“California” Law Requiring Compliance with Proposition 12 Now Affecting Pork Sales

SACRAMENTO, Calif. – Proposition 12, a law aimed at improving the living conditions of farm animals in California, is now expanding its reach to include pork products. The law, passed in 2018, prohibits the use of gestation crates for sows and has already affected egg-laying hens and veal calves. While animal rights advocates praise Proposition 12, they argue that it still allows for various forms of animal cruelty within the pork industry.

The legality of Proposition 12 was challenged by the pork industry, but the U.S. Supreme Court upheld states’ rights to regulate the meat industry. However, the industry continues to contest the law’s impact, claiming that it has led to increased egg prices and shortages over the past six years.

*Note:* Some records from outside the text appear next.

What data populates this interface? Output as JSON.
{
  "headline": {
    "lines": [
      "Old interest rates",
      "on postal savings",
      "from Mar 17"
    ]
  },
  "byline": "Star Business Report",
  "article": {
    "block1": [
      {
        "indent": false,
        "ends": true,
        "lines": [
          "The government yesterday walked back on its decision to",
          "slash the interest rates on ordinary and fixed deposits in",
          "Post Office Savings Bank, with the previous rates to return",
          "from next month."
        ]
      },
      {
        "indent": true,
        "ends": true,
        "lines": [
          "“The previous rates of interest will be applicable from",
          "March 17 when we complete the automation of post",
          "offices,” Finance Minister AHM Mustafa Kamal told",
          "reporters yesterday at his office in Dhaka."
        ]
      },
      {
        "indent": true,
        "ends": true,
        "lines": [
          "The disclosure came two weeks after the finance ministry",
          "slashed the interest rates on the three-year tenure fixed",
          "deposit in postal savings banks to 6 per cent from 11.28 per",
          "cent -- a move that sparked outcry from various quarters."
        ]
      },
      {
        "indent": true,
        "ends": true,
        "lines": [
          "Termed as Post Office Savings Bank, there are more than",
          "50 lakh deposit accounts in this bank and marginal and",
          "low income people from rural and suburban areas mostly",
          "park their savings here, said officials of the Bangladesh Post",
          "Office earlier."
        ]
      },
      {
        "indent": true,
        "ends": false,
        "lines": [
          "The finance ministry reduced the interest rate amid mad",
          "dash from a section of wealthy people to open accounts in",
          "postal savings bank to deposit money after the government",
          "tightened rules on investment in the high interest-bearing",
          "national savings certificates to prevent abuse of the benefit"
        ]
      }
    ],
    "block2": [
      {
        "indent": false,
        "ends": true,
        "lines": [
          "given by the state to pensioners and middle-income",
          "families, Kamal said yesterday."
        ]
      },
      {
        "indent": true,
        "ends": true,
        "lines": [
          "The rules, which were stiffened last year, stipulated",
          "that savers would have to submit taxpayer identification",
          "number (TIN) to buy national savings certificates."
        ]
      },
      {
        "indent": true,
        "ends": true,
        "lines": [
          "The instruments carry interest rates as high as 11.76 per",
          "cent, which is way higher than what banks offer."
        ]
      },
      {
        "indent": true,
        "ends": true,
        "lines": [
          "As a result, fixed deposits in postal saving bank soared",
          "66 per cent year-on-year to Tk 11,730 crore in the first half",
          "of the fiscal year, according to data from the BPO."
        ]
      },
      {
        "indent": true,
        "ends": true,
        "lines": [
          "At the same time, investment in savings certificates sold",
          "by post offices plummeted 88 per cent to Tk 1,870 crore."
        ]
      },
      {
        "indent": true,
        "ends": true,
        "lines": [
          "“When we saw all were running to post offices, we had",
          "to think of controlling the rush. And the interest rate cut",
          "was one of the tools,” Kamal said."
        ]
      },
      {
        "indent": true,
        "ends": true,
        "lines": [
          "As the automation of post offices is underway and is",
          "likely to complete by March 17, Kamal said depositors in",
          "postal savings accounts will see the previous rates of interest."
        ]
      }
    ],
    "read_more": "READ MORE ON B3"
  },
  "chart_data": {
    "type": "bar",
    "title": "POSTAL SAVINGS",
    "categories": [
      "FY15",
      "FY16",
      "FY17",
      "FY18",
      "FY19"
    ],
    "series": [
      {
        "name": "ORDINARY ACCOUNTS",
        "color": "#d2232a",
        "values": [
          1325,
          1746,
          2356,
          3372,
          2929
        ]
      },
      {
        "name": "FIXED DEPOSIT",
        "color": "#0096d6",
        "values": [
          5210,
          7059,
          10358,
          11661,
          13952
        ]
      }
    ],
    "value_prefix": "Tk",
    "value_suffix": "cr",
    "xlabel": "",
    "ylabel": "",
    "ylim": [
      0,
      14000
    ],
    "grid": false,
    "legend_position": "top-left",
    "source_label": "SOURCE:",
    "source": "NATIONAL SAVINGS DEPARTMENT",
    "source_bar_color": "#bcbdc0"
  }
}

The debate now extends to Congress, where the proposed EATS Act seeks to invalidate many state agriculture and food safety laws, including Proposition 12. Advocates for the EATS Act argue that it is necessary to streamline interstate commerce and prevent states from imposing laws that affect farmers in other states.

However, opponents of the EATS Act argue that it could jeopardize over 1,000 public health, safety, and animal welfare laws, potentially leading to negative impacts on water resources, wildlife, and human health. The future of the Farm Bill remains uncertain in light of the ongoing debate over the EATS Act.

In conclusion, the expansion of Proposition 12 to include pork products in California has sparked continued debate regarding state and federal regulations in the meat industry. The clash between animal welfare advocates and the pork industry reflects a broader discussion about the balance between state and federal control in agriculture and food safety regulations.